Anyway, as you know a little bit of knowledge is a dangerous things and before you knew it I had fallen down the 3am rabbit hole on more than one sleepless night, reading about the role of vegetables in getting countries back on their feet after years of extensive conflict. In short, people are feckin' amazing and vegetables are so much more than your ability to see in the dark.

I've been thinking a lot about what Australians' don't know about 'critical zones'. And I know that when people say 'go back to where you come from' they're being more than a little bit racist, but it also shows how much we don't know collectively. I mean it would be great to send all the refugees in our detention centres back home wouldn't it? I mean most of the fighting is finished, so like just get back to it. Start living your lives again.

Except that there are no trees in public parks for kids to fall out of so they can sue the government so there are no jobs for lawyers, there are not hospitals for doctors to doctor in, no food for grocers to sell, the schools are bombed out so teachers have no resources, the power is still disconnected so there is no need for electricians to link up to Foxtel.

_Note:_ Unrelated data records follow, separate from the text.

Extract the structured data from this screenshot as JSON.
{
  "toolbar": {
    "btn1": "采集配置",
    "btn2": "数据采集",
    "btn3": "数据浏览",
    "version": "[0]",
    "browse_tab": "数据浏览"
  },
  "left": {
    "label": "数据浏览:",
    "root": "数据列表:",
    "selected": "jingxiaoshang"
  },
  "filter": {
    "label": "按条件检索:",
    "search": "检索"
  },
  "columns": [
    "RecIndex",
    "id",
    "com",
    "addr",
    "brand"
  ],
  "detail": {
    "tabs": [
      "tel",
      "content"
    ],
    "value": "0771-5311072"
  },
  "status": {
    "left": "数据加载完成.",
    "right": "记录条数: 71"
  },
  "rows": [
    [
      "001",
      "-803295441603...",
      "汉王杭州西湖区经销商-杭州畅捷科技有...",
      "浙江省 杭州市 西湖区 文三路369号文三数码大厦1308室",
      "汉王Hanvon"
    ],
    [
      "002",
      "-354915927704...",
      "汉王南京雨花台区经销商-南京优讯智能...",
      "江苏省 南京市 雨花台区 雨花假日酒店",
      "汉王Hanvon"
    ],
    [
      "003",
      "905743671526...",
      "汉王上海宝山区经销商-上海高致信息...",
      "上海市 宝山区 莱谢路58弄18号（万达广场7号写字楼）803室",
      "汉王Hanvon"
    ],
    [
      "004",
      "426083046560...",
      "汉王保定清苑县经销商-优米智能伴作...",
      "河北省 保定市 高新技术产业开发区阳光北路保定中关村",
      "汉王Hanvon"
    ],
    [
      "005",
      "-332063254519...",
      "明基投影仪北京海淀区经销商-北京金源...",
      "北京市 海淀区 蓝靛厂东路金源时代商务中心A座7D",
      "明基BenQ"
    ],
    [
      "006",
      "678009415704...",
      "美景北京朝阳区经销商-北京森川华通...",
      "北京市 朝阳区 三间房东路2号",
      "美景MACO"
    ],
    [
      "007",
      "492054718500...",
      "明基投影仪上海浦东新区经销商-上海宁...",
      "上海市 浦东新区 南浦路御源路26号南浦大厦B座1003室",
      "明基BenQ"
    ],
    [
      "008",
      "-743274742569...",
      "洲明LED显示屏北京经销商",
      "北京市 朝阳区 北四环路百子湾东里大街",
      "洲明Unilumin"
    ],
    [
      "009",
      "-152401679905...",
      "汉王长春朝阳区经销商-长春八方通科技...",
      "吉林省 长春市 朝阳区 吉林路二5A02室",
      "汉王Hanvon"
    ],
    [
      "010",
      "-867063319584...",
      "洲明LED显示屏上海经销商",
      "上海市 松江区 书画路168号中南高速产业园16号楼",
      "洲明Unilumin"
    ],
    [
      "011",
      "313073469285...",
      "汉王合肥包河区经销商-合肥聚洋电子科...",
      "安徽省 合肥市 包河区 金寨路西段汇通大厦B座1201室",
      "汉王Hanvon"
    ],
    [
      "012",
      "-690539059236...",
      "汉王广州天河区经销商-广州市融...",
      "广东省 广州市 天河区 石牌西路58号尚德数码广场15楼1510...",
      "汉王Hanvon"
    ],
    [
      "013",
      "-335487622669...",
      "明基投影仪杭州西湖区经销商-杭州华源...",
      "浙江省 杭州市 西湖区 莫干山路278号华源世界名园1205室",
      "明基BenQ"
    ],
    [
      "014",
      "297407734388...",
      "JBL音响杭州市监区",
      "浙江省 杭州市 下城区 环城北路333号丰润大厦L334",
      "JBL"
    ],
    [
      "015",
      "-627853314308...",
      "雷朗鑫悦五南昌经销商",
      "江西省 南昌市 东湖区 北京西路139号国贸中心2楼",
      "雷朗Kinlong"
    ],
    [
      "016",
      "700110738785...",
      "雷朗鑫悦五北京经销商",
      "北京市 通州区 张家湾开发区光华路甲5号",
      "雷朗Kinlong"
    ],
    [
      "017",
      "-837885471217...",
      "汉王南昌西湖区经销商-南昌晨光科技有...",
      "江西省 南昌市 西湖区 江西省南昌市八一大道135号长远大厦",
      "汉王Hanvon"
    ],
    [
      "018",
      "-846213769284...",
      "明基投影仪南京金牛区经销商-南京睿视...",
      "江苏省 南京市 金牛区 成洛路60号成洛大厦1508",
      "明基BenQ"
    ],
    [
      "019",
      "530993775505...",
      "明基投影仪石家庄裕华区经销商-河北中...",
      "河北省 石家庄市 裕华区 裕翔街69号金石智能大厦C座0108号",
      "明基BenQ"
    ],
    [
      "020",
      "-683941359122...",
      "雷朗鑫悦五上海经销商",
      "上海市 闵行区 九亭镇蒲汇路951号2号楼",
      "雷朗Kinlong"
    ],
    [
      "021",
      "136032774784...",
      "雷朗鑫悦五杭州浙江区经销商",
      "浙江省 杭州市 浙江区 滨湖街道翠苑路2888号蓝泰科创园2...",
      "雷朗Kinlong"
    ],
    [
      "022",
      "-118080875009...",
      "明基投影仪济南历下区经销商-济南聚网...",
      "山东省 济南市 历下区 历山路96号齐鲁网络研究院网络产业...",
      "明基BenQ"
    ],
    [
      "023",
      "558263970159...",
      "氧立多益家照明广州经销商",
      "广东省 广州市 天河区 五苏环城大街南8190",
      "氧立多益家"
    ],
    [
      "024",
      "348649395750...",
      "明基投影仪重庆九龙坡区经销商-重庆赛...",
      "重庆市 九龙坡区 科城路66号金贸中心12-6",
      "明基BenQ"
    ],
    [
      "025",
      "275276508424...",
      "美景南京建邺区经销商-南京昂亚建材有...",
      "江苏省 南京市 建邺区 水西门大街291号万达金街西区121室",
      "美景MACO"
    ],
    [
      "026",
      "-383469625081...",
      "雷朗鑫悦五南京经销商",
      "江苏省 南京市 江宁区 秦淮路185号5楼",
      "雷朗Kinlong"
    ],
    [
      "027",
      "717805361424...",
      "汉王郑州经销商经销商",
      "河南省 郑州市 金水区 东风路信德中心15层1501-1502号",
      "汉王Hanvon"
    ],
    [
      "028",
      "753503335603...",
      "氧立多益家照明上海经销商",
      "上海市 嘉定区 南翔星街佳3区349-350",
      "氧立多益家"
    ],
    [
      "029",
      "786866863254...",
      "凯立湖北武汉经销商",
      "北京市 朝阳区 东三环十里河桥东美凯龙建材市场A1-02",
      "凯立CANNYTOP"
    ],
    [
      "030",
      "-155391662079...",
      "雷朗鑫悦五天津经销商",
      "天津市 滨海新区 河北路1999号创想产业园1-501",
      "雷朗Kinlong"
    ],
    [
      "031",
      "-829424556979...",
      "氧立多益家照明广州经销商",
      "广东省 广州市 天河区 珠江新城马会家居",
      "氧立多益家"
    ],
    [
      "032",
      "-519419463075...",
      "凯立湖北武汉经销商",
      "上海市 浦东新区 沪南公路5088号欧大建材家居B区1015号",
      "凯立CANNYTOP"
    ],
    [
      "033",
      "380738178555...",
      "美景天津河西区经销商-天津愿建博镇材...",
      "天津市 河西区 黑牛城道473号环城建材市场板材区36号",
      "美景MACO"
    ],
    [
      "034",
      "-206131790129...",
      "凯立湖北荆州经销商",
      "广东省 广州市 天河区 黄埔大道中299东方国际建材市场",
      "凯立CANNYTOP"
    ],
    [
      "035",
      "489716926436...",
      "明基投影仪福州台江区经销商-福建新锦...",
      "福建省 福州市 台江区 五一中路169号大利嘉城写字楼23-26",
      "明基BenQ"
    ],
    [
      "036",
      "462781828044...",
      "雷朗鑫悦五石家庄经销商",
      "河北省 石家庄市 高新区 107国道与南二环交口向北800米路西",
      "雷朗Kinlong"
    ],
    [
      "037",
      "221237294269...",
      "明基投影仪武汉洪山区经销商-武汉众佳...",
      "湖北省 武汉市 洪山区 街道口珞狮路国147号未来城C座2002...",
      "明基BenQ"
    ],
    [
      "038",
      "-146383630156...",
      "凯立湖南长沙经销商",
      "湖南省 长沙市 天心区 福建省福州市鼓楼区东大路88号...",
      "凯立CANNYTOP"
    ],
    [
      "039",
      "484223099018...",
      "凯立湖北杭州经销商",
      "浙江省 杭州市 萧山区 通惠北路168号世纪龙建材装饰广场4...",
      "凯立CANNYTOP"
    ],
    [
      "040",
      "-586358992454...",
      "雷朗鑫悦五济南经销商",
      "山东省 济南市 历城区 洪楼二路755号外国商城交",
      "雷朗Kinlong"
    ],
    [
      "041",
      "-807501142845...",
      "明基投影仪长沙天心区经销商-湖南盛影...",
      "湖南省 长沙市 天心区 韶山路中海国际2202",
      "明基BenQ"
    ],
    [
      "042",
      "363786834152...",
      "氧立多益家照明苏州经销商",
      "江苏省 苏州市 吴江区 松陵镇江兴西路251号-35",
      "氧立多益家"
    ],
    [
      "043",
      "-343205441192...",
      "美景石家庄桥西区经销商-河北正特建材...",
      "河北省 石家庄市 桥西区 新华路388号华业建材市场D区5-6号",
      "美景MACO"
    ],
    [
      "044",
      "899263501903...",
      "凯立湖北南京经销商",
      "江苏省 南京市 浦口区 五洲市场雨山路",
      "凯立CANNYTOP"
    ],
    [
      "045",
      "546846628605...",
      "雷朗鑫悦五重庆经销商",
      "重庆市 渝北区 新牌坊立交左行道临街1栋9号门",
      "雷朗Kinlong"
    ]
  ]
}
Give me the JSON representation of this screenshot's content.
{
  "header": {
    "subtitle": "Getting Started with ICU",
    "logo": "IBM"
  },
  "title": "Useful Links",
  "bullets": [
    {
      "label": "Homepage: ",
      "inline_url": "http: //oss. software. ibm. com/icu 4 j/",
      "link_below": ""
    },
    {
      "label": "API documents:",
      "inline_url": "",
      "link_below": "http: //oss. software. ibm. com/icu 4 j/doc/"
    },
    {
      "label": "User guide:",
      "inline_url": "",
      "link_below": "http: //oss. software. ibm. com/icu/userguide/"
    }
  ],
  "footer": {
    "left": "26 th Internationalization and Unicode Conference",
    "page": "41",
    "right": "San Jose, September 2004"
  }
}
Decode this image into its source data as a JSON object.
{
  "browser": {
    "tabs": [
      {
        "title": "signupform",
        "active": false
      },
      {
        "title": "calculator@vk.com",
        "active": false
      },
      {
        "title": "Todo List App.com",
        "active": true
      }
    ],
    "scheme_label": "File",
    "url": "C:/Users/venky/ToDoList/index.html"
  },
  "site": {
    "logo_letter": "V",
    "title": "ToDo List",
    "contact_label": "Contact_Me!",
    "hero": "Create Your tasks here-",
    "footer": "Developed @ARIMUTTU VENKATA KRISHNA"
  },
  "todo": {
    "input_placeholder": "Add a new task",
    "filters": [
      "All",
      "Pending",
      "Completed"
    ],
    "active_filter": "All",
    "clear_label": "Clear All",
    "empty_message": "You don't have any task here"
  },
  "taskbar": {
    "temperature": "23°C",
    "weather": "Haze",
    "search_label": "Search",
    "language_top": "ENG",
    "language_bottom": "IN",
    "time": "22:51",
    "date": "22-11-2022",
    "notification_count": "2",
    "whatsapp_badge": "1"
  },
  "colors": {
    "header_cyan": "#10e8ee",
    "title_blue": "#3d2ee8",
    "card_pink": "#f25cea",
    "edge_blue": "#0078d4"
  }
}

These countries literally have to start at the very beginning, and that's sorting out the soil, and the drinking water and growing nuts.
source: World Vision Images
And what can we do? We can dust off our compassion, be kind to each other and share our pistachios. We can't solve all the problems of the world at once, but we can do a lot by doing a little to make our little corner of the world a much less hateful place.